Но не успел он объяснить, что именно ему удалось увидеть, как оттуда совершенно вертикально, словно выпущенный из катапульты, взлетел еще один булыжник. Достигнув верхней точки, он на долю секунды завис посреди розового неба, а затем начал падать прямо на мою голову. Я отскочил, и каменюка шлепнулась на расстоянии метра, осыпав мои ботинки и брюки бетонными крошками.
– Это мальчишки! – закричал Моти. – Раскручивают камень в праще и швыряют.
Он быстро подхватил оба булыжника и, перевесившись через парапет, бросил вниз.
– Попал?
– Нет, они уже спрятались.
Моти провисел на парапете в такой позе еще несколько минут, пока очередной камень не свалился на крышу с противоположной стороны дома. Гоняться за мальчишками не имело смысла, я поднял трубку рации и доложил о происшествии командиру отделения.

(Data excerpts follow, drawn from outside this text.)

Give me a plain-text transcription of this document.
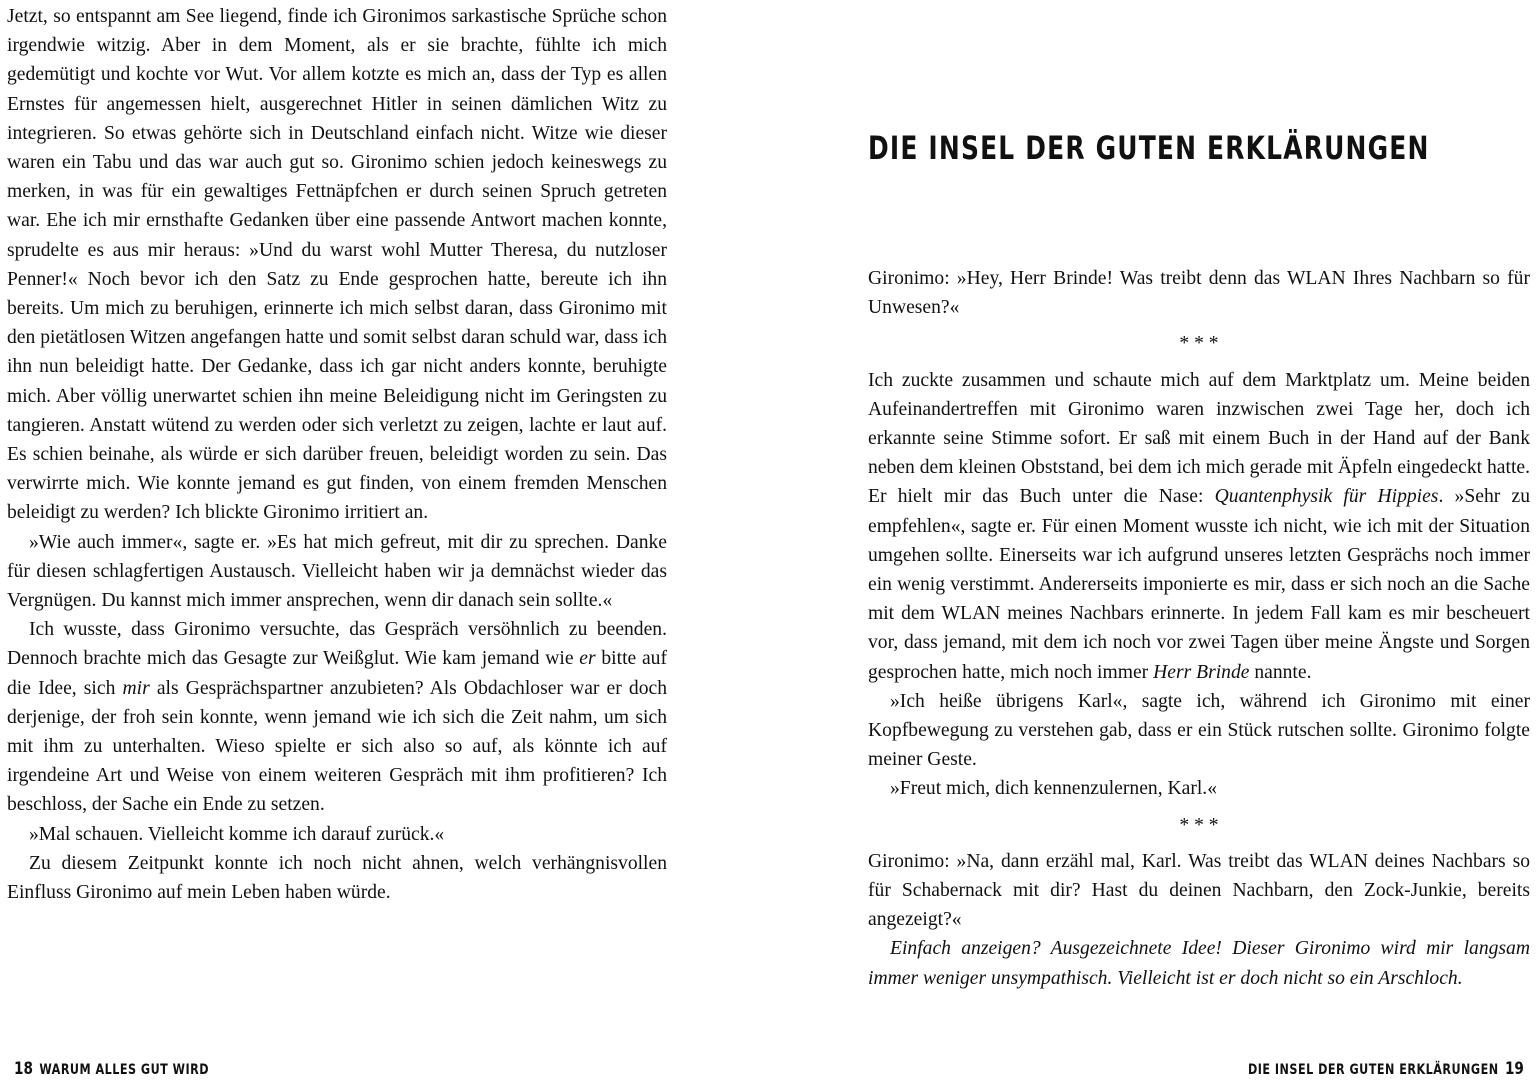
Jetzt, so entspannt am See liegend, finde ich Gironimos sarkastische Sprüche schon irgendwie witzig. Aber in dem Moment, als er sie brachte, fühlte ich mich gedemütigt und kochte vor Wut. Vor allem kotzte es mich an, dass der Typ es allen Ernstes für angemessen hielt, ausgerechnet Hitler in seinen dämlichen Witz zu integrieren. So etwas gehörte sich in Deutschland einfach nicht. Witze wie dieser waren ein Tabu und das war auch gut so. Gironimo schien jedoch keineswegs zu merken, in was für ein gewaltiges Fettnäpfchen er durch seinen Spruch getreten war. Ehe ich mir ernsthafte Gedanken über eine passende Antwort machen konnte, sprudelte es aus mir heraus: »Und du warst wohl Mutter Theresa, du nutzloser Penner!« Noch bevor ich den Satz zu Ende gesprochen hatte, bereute ich ihn bereits. Um mich zu beruhigen, erinnerte ich mich selbst daran, dass Gironimo mit den pietätlosen Witzen angefangen hatte und somit selbst daran schuld war, dass ich ihn nun beleidigt hatte. Der Gedanke, dass ich gar nicht anders konnte, beruhigte mich. Aber völlig unerwartet schien ihn meine Beleidigung nicht im Geringsten zu tangieren. Anstatt wütend zu werden oder sich verletzt zu zeigen, lachte er laut auf. Es schien beinahe, als würde er sich darüber freuen, beleidigt worden zu sein. Das verwirrte mich. Wie konnte jemand es gut finden, von einem fremden Menschen beleidigt zu werden? Ich blickte Gironimo irritiert an.

»Wie auch immer«, sagte er. »Es hat mich gefreut, mit dir zu sprechen. Danke für diesen schlagfertigen Austausch. Vielleicht haben wir ja demnächst wieder das Vergnügen. Du kannst mich immer ansprechen, wenn dir danach sein sollte.«

Ich wusste, dass Gironimo versuchte, das Gespräch versöhnlich zu beenden. Dennoch brachte mich das Gesagte zur Weißglut. Wie kam jemand wie er bitte auf die Idee, sich mir als Gesprächspartner anzubieten? Als Obdachloser war er doch derjenige, der froh sein konnte, wenn jemand wie ich sich die Zeit nahm, um sich mit ihm zu unterhalten. Wieso spielte er sich also so auf, als könnte ich auf irgendeine Art und Weise von einem weiteren Gespräch mit ihm profitieren? Ich beschloss, der Sache ein Ende zu setzen.

»Mal schauen. Vielleicht komme ich darauf zurück.«

Zu diesem Zeitpunkt konnte ich noch nicht ahnen, welch verhängnisvollen Einfluss Gironimo auf mein Leben haben würde.

18 WARUM ALLES GUT WIRD
DIE INSEL DER GUTEN ERKLÄRUNGEN

Gironimo: »Hey, Herr Brinde! Was treibt denn das WLAN Ihres Nachbarn so für Unwesen?«

* * *

Ich zuckte zusammen und schaute mich auf dem Marktplatz um. Meine beiden Aufeinandertreffen mit Gironimo waren inzwischen zwei Tage her, doch ich erkannte seine Stimme sofort. Er saß mit einem Buch in der Hand auf der Bank neben dem kleinen Obststand, bei dem ich mich gerade mit Äpfeln eingedeckt hatte. Er hielt mir das Buch unter die Nase: Quantenphysik für Hippies. »Sehr zu empfehlen«, sagte er. Für einen Moment wusste ich nicht, wie ich mit der Situation umgehen sollte. Einerseits war ich aufgrund unseres letzten Gesprächs noch immer ein wenig verstimmt. Andererseits imponierte es mir, dass er sich noch an die Sache mit dem WLAN meines Nachbars erinnerte. In jedem Fall kam es mir bescheuert vor, dass jemand, mit dem ich noch vor zwei Tagen über meine Ängste und Sorgen gesprochen hatte, mich noch immer Herr Brinde nannte.

»Ich heiße übrigens Karl«, sagte ich, während ich Gironimo mit einer Kopfbewegung zu verstehen gab, dass er ein Stück rutschen sollte. Gironimo folgte meiner Geste.

»Freut mich, dich kennenzulernen, Karl.«

* * *

Gironimo: »Na, dann erzähl mal, Karl. Was treibt das WLAN deines Nachbars so für Schabernack mit dir? Hast du deinen Nachbarn, den Zock-Junkie, bereits angezeigt?«

Einfach anzeigen? Ausgezeichnete Idee! Dieser Gironimo wird mir langsam immer weniger unsympathisch. Vielleicht ist er doch nicht so ein Arschloch.

DIE INSEL DER GUTEN ERKLÄRUNGEN 19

– Немедленно надеть каски и бронежилеты, – последовал приказ. – И не вздумайте стрелять, отойдите к середине крыше и ждите. Я высылаю джип.
– Агрессоры хреновы, – ругнулся Моти и начал облачаться в воинские доспехи.
По правилам, службу надо нести в касках и бронежилетах, но сидеть в таком облачении на крыше в середине израильского августа может только сумасшедший. Спустя двадцать минут каска раскаляется до такой степени, что на ней можно жарить яичницу, а из-под жилета струятся ручейки пота. Поэтому, едва взобравшись на крышу, все немедленно сбрасывали с себя защитное облачение и надевали его только в конце дня, чтобы появиться перед начальством в строго предписанном уставом виде.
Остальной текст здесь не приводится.